When a programming language supports passing by reference, it's possible to change where the variable points from inside a function. This is never possible in JavaScript.
For example, consider this code which attempts to reassign the passed variable to a new value:
function changeCaller( x ) {
x = "bar"; // Ha ha!
}
function testChangeCaller() {
var x = "foo";
changeCaller(x);
alert(x); // still "foo"
}
testChangeCaller();
Attempts to point variables at new objects fails in the same way the above example fails to reassign a primitive string:
function changeCaller( x ) {
x = new Object(); // no longer pointing to the same object
x.a = "bar";
}
function testChangeCaller() {
var x = new Object();
x.a = "foo";
changeCaller(x);
alert(x.a); // still "foo"
}
testChangeCaller();
The feature which leads people to believe they're dealing with a pass-by-reference scenario is when modifying objects. You can make changes to an object or array, because the local variable points to the same object:
function changeCaller( x ) {
x.a = "bar";
}
function testChangeCaller() {
var x = new Object();
x.a = "foo";
changeCaller(x);
alert(x.a); // now "bar", since changeCaller worked on the same object
}
testChangeCaller();
Hope this helps!
JavaScript is always pass by value, never pass by reference. A lot of people confuse this because of the way objects work.

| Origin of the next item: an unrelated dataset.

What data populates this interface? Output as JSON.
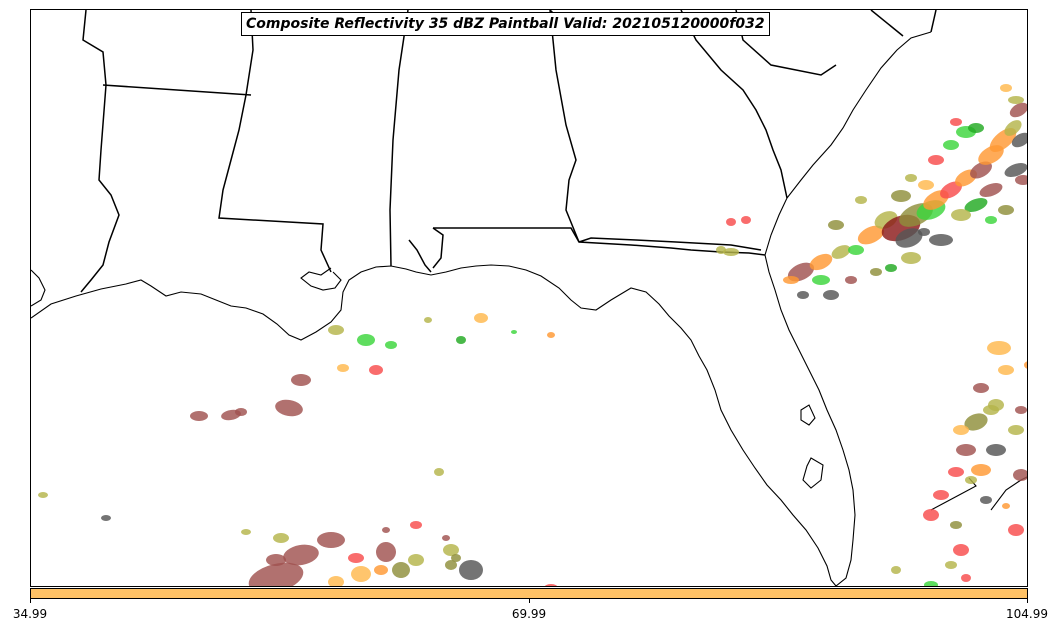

There is no "pass by reference" for any variable in JavaScript (no, not even if an object is assigned to that variable). All variables and arguments are assigned by value. If the assigned value is an object, then the value of the new variable is a reference to that object, but assigning a new value/object to the new variable will not affect the original variable.
Some people term this behaviour passing "value by reference".
A comparison - PHP
$foo = "foo";
$bar = &$foo; // assign by reference
$bar = "bar";
echo $foo; // -> output: "bar"
JavaScript
foo = {"foo": true};
bar = foo; // assign value by reference
bar = {"bar": true};
alert(JSON.stringify(foo)); // -> output: '{"foo": true}
Regard the discussion, the considerations about "value" and "reference" are wrong on the exception of the Pointy comment.
Javascript like other reference laguages like c# or java, don't pass a referece to the variable itself to the method, but the reference of the object referenced by the variable.
What the people here is expecting, is passing a pointer to the variable which is referencing the object, pass by pointer is not the same as pass by reference, and sure is not the same as pass by value.
The behavior expected here is pass by pointer.
Pass by reference sends the reference to the object.
Pass by value copy the object stored in the variable and pass the copy
to the method.
The pass by value, pass by reference discussion is an evil meme. This evil meme crops up in Java discussions too.
It's simple: The bit pattern of the value is copied to the parameter. It doesn't matter if the bit pattern is an int or if it's the address of an object -- it's just copied, bit by bit, into the parameter. It couldn't be simpler. The run-time isn't doing something special for primitives versus references. It simply, and always, just makes a copy of the value.
The computer science term for this is "pass by value."
Pass by reference just isn't used in programming any more. In older languages, like Pascal, you could code a function to directly alter the value in the calling routine. So, for example, an int variable in the calling routine could be altered in the called function.
Primitive values are passed via value and objects are passed via reference.
Strings are immutable, so they are passed via reference although they are considered as primitive type.